The correct way to %timeit functions operating on cuda tensors
Say, you want to measure the speed of finding out whether any of the elements of the tensor on cuda are nan
:
def test_overflow(x):
return torch.isnan(x).any().item()
x = torch.randn(512,1024).cuda()
x[123,145] = float('inf')
%timeit test_overflow(x)
- CUDA synchronize
By default, CUDA kernel calls are asynchronous, meaning that a CUDA program can proceed to the next instruction before the kernel actually completes execution. So to get the true measurements you need to make sure you sync the kernel and include that time in the execution measurement:
def test_speed_synced(x):
test_overflow(x)
torch.cuda.synchronize()
%timeit test_speed_synced(x)
Sometimes you will get identical results w/ and w/o sync. But it’s best to always synchronize the kernel.

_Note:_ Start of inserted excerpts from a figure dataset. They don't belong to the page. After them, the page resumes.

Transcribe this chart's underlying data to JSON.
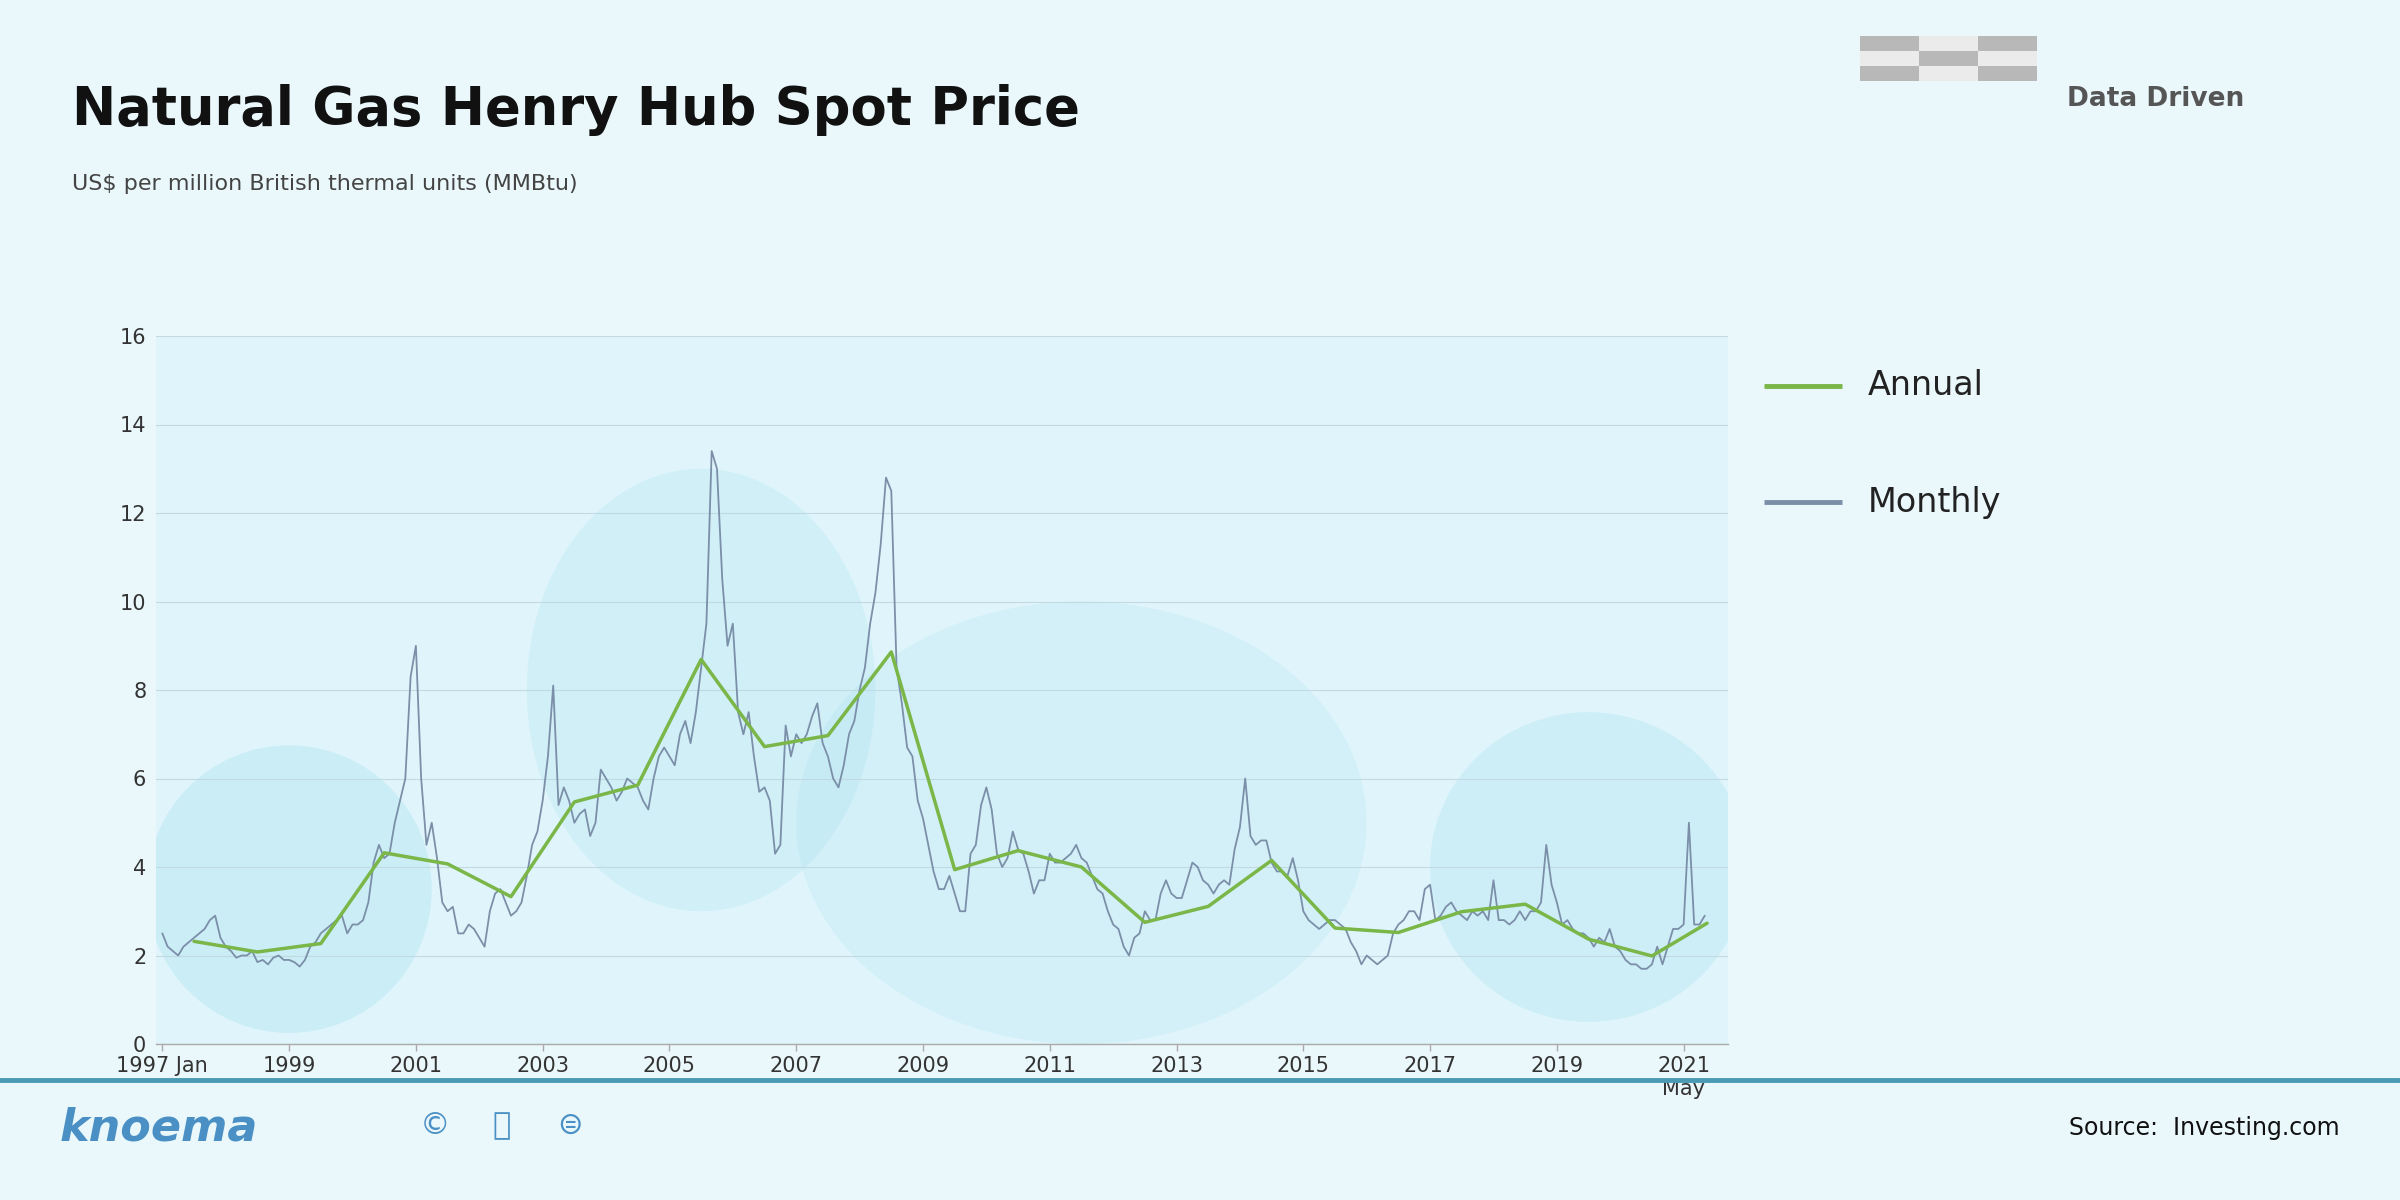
{
  "title": "Natural Gas Henry Hub Spot Price",
  "subtitle": "US$ per million British thermal units (MMBtu)",
  "watermark": "Data Driven",
  "source": "Source:  Investing.com",
  "knoema_text": "knoema",
  "ylim": [
    0,
    16
  ],
  "yticks": [
    0,
    2,
    4,
    6,
    8,
    10,
    12,
    14,
    16
  ],
  "annual_color": "#7ab648",
  "monthly_color": "#7b8fa8",
  "bg_color": "#eaf8fc",
  "plot_bg": "#e0f5fb",
  "title_color": "#111111",
  "subtitle_color": "#444444",
  "footer_bg": "#ffffff",
  "knoema_color": "#4a90c4",
  "separator_color": "#4a9ab4",
  "legend_annual": "Annual",
  "legend_monthly": "Monthly",
  "annual_data_years": [
    1997,
    1998,
    1999,
    2000,
    2001,
    2002,
    2003,
    2004,
    2005,
    2006,
    2007,
    2008,
    2009,
    2010,
    2011,
    2012,
    2013,
    2014,
    2015,
    2016,
    2017,
    2018,
    2019,
    2020,
    2021
  ],
  "annual_data_values": [
    2.32,
    2.08,
    2.27,
    4.32,
    4.07,
    3.33,
    5.47,
    5.85,
    8.69,
    6.72,
    6.97,
    8.86,
    3.94,
    4.37,
    4.0,
    2.75,
    3.11,
    4.15,
    2.62,
    2.52,
    2.99,
    3.16,
    2.37,
    1.99,
    2.73
  ],
  "xtick_labels": [
    "1997 Jan",
    "1999",
    "2001",
    "2003",
    "2005",
    "2007",
    "2009",
    "2011",
    "2013",
    "2015",
    "2017",
    "2019",
    "2021"
  ],
  "xtick_positions": [
    1997.0,
    1999.0,
    2001.0,
    2003.0,
    2005.0,
    2007.0,
    2009.0,
    2011.0,
    2013.0,
    2015.0,
    2017.0,
    2019.0,
    2021.0
  ],
  "grid_color": "#c0d8e0",
  "axis_color": "#aaaaaa",
  "xlim": [
    1996.9,
    2021.7
  ],
  "monthly_linewidth": 1.3,
  "annual_linewidth": 2.5,
  "blob_color": "#a8e0f0",
  "blob_alpha": 0.5
}
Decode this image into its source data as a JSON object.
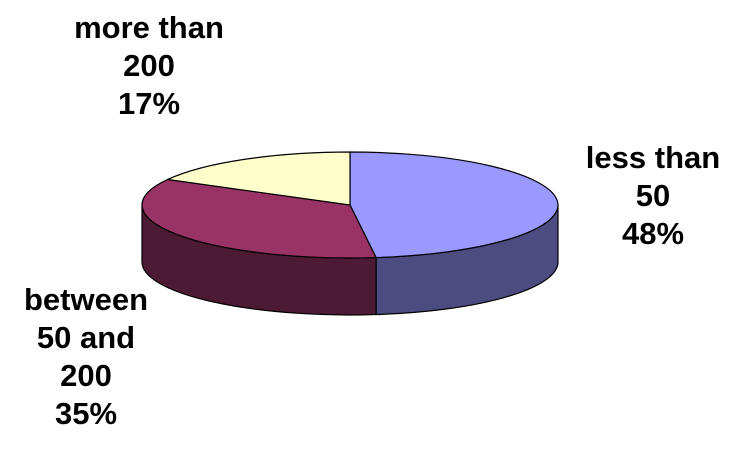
{
  "chart_data": {
    "type": "pie",
    "style": "3d",
    "legend": "none",
    "slices": [
      {
        "label_lines": [
          "less than",
          "50"
        ],
        "percent_text": "48%",
        "value": 48,
        "color": "#9999ff",
        "side_color": "#4c4c80"
      },
      {
        "label_lines": [
          "between",
          "50 and",
          "200"
        ],
        "percent_text": "35%",
        "value": 35,
        "color": "#993366",
        "side_color": "#4c1a33"
      },
      {
        "label_lines": [
          "more than",
          "200"
        ],
        "percent_text": "17%",
        "value": 17,
        "color": "#ffffcc",
        "side_color": "#808066"
      }
    ]
  }
}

You don’t need to sync if the operation is done on a non-cuda tensor.
- CUDA setup+warm up
And you also want to ensure to have a warm up stage, to ensure everything is setup and synced before the measurement starts, so you’d run it as:
def test_speed_synced(x):
test_overflow(x)
torch.cuda.synchronize()
test_speed_synced(x) # warm up + sync
%timeit test_speed_synced(x) # measure w/ sync
And, of course, you probably don’t want to run anything in parallel on that same GPU.
Wishlist: code a %cuda_timeit
magic to get back to the nice, short way of calling it.
Thanks to @t-v for this recipe.
note: Another way to turn the async kernel launching feature off, is to set CUDA_LAUNCH_BLOCKING
env var to 1. Which can be useful for debug, but you don’t want that if you want the full speed of your GPU.